Friday, November 5, 2010

Today my baby boy would have been 12

when we lost our baby on november 5, 1998, twelve years ago someone today. While I was in the hospital a friend visited and handed me a card and said but do not read it until you get home. That night as I set in the hospital room I read it. Honestly, I only read half of it because it was too hard. I am so glad I read it, it brought me so much comfort for the next day when I would have to deliver my stillborn son. I do not think I will ever forget about this precious baby boy and I will always take the time to look at his picture that I can not share with anyone else. Anyone else would see a baby that had passed away at least 2 weeks prior to birth. I see a baby with fingers and toes and knees and shoulders and a head and face. I love looking at it. I love imagining what it would be like to have a 12 year old boy running around with my 14 year old. The scripture on the front is Job 1:21 and inside
it says:
" I was thinking abut what's ahead for the baby. Can you imagine-it will be
taking its first steps on the streets of Heaven! Hannah was a mother who
certainly knows how special a little baby is. Perhaps she'll be the one who
will let it hold her finger as it takes those first staggering steps; and
maybe she will be the one to coax it into taking it first steps alone!
Perhaps Dorcas will see to it that its hems get let out, and that the
buttons are sewn on that growing child. And Joshua! Just think what it would
be like for a child to climb into his lap and hear-first hand- about the
battle of jericho!..
Maybe Petrer will take it fishing someday! It will never fall out of tree or
breaks it's leg, for there is no pain or tears there! It won;t be afraid of
the dark for there is no darkness there. The King of Kings, the Lord of
Lords, he is the very one who said, "let the little children come to me." I
expect there will be many a time when he himself will take that baby in his
lap and let it know a love that makes all other loves seem puny by contrast.
I wouldn't be surprised if the Heavenly Father keeps a few lollipops handy
for just such occasions....
And one day, you will be greeted with a " Hi Dad and Mom! I've got some of
the neatest things to show you; and some really fantastic people i can't
wait for you to meet.

8 comments:

Kel said...

I don't know what to say except I am heartbroken for you and your family. I lost two babies to miscarriages and the heartache is still with me. I can't imagine what emotional roller coaster you must have faced. Your continued healing will be in my prayers.

Milena Barrett said...

Such a beautiful letter your friend gave you. Thank you for sharing. God Bless.

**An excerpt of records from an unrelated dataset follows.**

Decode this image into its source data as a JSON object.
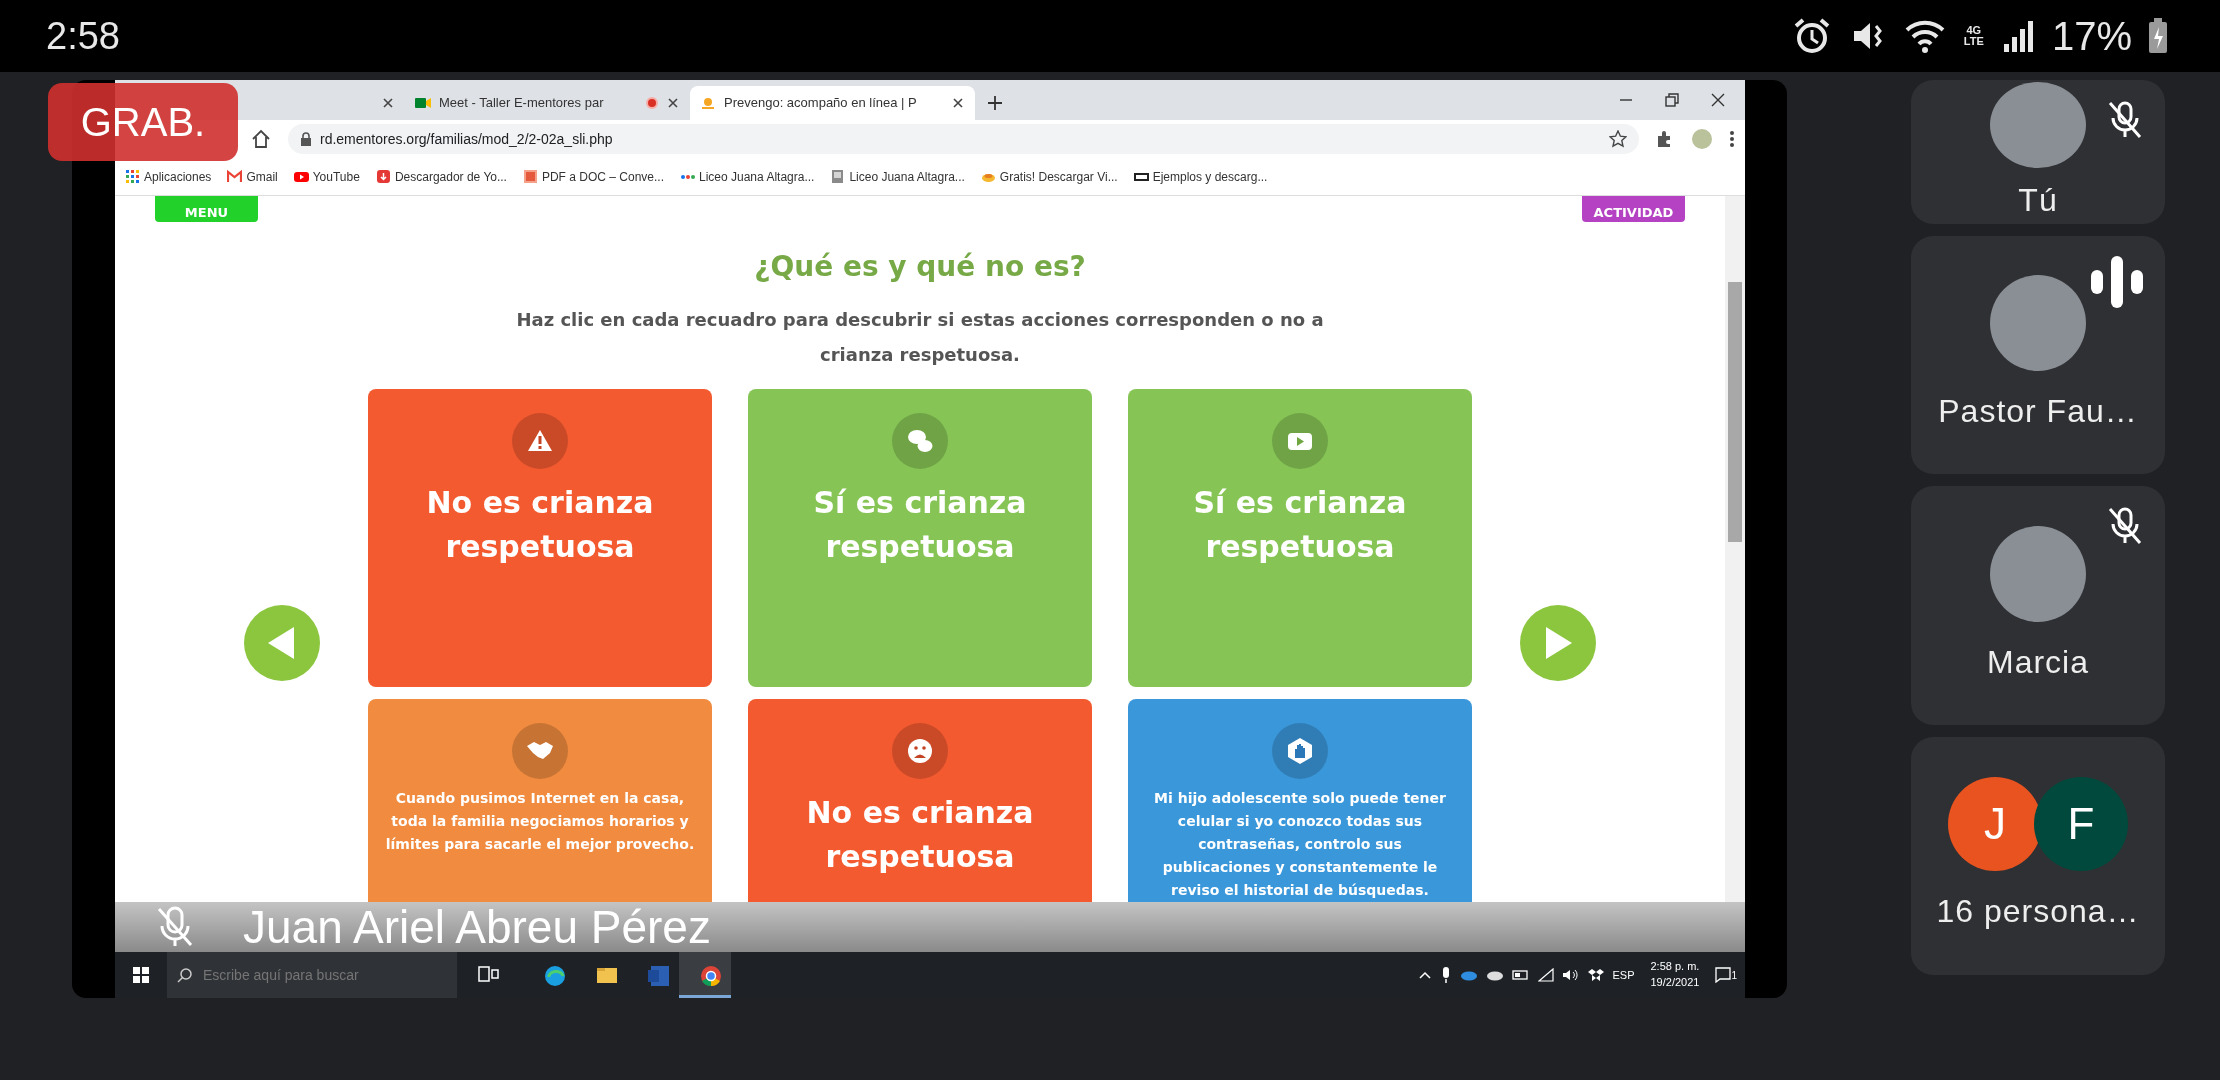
{
  "status_bar": {
    "time": "2:58",
    "network": "4G LTE",
    "battery": "17%"
  },
  "recording_badge": "GRAB.",
  "browser": {
    "tabs": [
      {
        "selected": false
      },
      {
        "label": "Meet - Taller E-mentores par",
        "selected": false,
        "recording": true
      },
      {
        "label": "Prevengo: acompaño en línea | P",
        "selected": true,
        "recording": false
      }
    ],
    "url": "rd.ementores.org/familias/mod_2/2-02a_sli.php",
    "bookmarks": [
      {
        "label": "Aplicaciones"
      },
      {
        "label": "Gmail"
      },
      {
        "label": "YouTube"
      },
      {
        "label": "Descargador de Yo..."
      },
      {
        "label": "PDF a DOC – Conve..."
      },
      {
        "label": "Liceo Juana Altagra..."
      },
      {
        "label": "Liceo Juana Altagra..."
      },
      {
        "label": "Gratis! Descargar Vi..."
      },
      {
        "label": "Ejemplos y descarg..."
      }
    ]
  },
  "page": {
    "back_button": "MENU",
    "next_button": "ACTIVIDAD",
    "title": "¿Qué es y qué no es?",
    "instructions": "Haz clic en cada recuadro para descubrir si estas acciones corresponden o no a crianza respetuosa.",
    "cards": [
      {
        "kind": "result",
        "text": "No es crianza respetuosa",
        "color": "#f35a30"
      },
      {
        "kind": "result",
        "text": "Sí es crianza respetuosa",
        "color": "#86c555"
      },
      {
        "kind": "result",
        "text": "Sí es crianza respetuosa",
        "color": "#86c555"
      },
      {
        "kind": "statement",
        "text": "Cuando pusimos Internet en la casa, toda la familia negociamos horarios y límites para sacarle el mejor provecho.",
        "color": "#f08b3f"
      },
      {
        "kind": "result",
        "text": "No es crianza respetuosa",
        "color": "#f35a30"
      },
      {
        "kind": "statement",
        "text": "Mi hijo adolescente solo puede tener celular si yo conozco todas sus contraseñas, controlo sus publicaciones y constantemente le reviso el historial de búsquedas.",
        "color": "#3a97da"
      }
    ]
  },
  "taskbar": {
    "search_placeholder": "Escribe aquí para buscar",
    "apps": [
      {
        "selected": false
      },
      {
        "selected": false
      },
      {
        "selected": false
      },
      {
        "selected": false
      },
      {
        "selected": true
      }
    ],
    "language": "ESP",
    "time": "2:58 p. m.",
    "date": "19/2/2021",
    "notifications": "1"
  },
  "presenter": {
    "name": "Juan Ariel Abreu Pérez",
    "muted": true
  },
  "participants": [
    {
      "kind": "person",
      "name": "Tú",
      "muted": true,
      "speaking": false
    },
    {
      "kind": "person",
      "name": "Pastor Fau…",
      "muted": false,
      "speaking": true
    },
    {
      "kind": "person",
      "name": "Marcia",
      "muted": true,
      "speaking": false
    },
    {
      "kind": "group",
      "name": "16 persona…",
      "initials": [
        {
          "letter": "J",
          "color": "#e8531f"
        },
        {
          "letter": "F",
          "color": "#00493c"
        }
      ]
    }
  ]
}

Julie The Army Wife said...

I am so sorry you lost your little boy :( This post is really beautiful too. Especially the last part. Your little boy will be meeting you when you go to heaven. What a sweet thing to think about. *hugs*

Mom2five said...

Sending hugs you way today. This post is beautiful and one day you will meet that little boy and I imagine he will say, "Well home Mommy,I've been waiting so long for you". ((hugs))

S.I.F. said...

Lots of love to you and your baby in heaven lady!

Little Momma said...

((Hugs)) My angel would be 10 now.

Jessicacrow said...

So heartbroken for you...sending you hugs.
What a sweet, touching post..thank you for sharing.

Candy said...

What a sweet friend. So glad you have it to look back on. Thinking of you.